Предложения англичан были отклонены французскими послами в Аррасе, где вскоре был заключен сепаратный мир между Филиппом Добрым и Карлом VII. Одно из положений договора явилось настоящей пощечиной для Изабо. Оно ясно показывало, что герцог Бургундский убежден в том, что Карл никогда не покушался на жизнь его отца Иоанна Бесстрашного, убитого на мосту Монтеро. Кроме того, Филипп безоговорочно признавал короля Карла своим единственным законным государем. Вскоре по всему Иль-де-Франс, а позже и в Нормандии жители восстали против англичан, которые вынуждены были отступить к морю.

Филипп объявил этот день днем Золотого Руна.

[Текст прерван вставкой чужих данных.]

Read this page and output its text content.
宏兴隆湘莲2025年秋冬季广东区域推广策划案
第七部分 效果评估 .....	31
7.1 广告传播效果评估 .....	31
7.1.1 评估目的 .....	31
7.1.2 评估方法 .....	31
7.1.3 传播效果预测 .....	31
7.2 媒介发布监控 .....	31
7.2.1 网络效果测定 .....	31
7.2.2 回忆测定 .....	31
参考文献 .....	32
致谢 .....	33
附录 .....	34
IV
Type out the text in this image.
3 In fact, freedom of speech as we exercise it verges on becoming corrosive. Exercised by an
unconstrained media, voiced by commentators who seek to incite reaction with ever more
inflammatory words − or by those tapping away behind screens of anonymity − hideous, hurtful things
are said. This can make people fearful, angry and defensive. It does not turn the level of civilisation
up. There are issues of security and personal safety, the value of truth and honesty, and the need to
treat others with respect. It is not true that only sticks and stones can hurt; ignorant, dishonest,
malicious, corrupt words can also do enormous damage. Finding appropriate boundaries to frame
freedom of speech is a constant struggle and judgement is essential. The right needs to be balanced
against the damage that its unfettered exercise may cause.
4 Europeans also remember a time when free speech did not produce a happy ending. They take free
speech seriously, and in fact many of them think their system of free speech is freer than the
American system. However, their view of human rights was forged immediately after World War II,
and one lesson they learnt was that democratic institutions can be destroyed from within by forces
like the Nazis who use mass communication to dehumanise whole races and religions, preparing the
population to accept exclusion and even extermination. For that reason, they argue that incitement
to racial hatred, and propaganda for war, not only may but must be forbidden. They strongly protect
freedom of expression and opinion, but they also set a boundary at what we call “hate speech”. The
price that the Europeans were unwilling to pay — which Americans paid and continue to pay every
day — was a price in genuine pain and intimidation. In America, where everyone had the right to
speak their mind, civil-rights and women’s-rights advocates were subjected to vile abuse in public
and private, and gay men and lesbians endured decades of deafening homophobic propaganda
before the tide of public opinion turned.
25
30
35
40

Уточним, что для него знак этого знаменитого ордена, созданного им в 1429 году, был связан происхождением не с шерстью барана, а с прядью золотых волос фламандки, которую он любил.

В то время как король Франции изо дня в день очищал от англичан свое королевство, в Сен-Поле в нищете и полном забвении доживала последние дни старая королева. Оставшись без средств, Изабо, некогда полностью опустошившая королевскую казну, теперь была вынуждена носить такие одеяния, «что она краснела, когда на нее смотрели женщины, которые ей прислуживали».

«Она так бедно одевалась, что признать в ней королеву было невозможно, — рассказывает нам летописец, — ну нее самой часто спрашивали, где можно найти старую королеву. Не из лучших было и состояние ее души. Учитывая все причиненное о, на ее существование выделяли так мало средств, что к ней предъявлялись иски за долги, наделанные Изабо за пользование огнем, освещением, питанием. И ее заставляли за все это платить».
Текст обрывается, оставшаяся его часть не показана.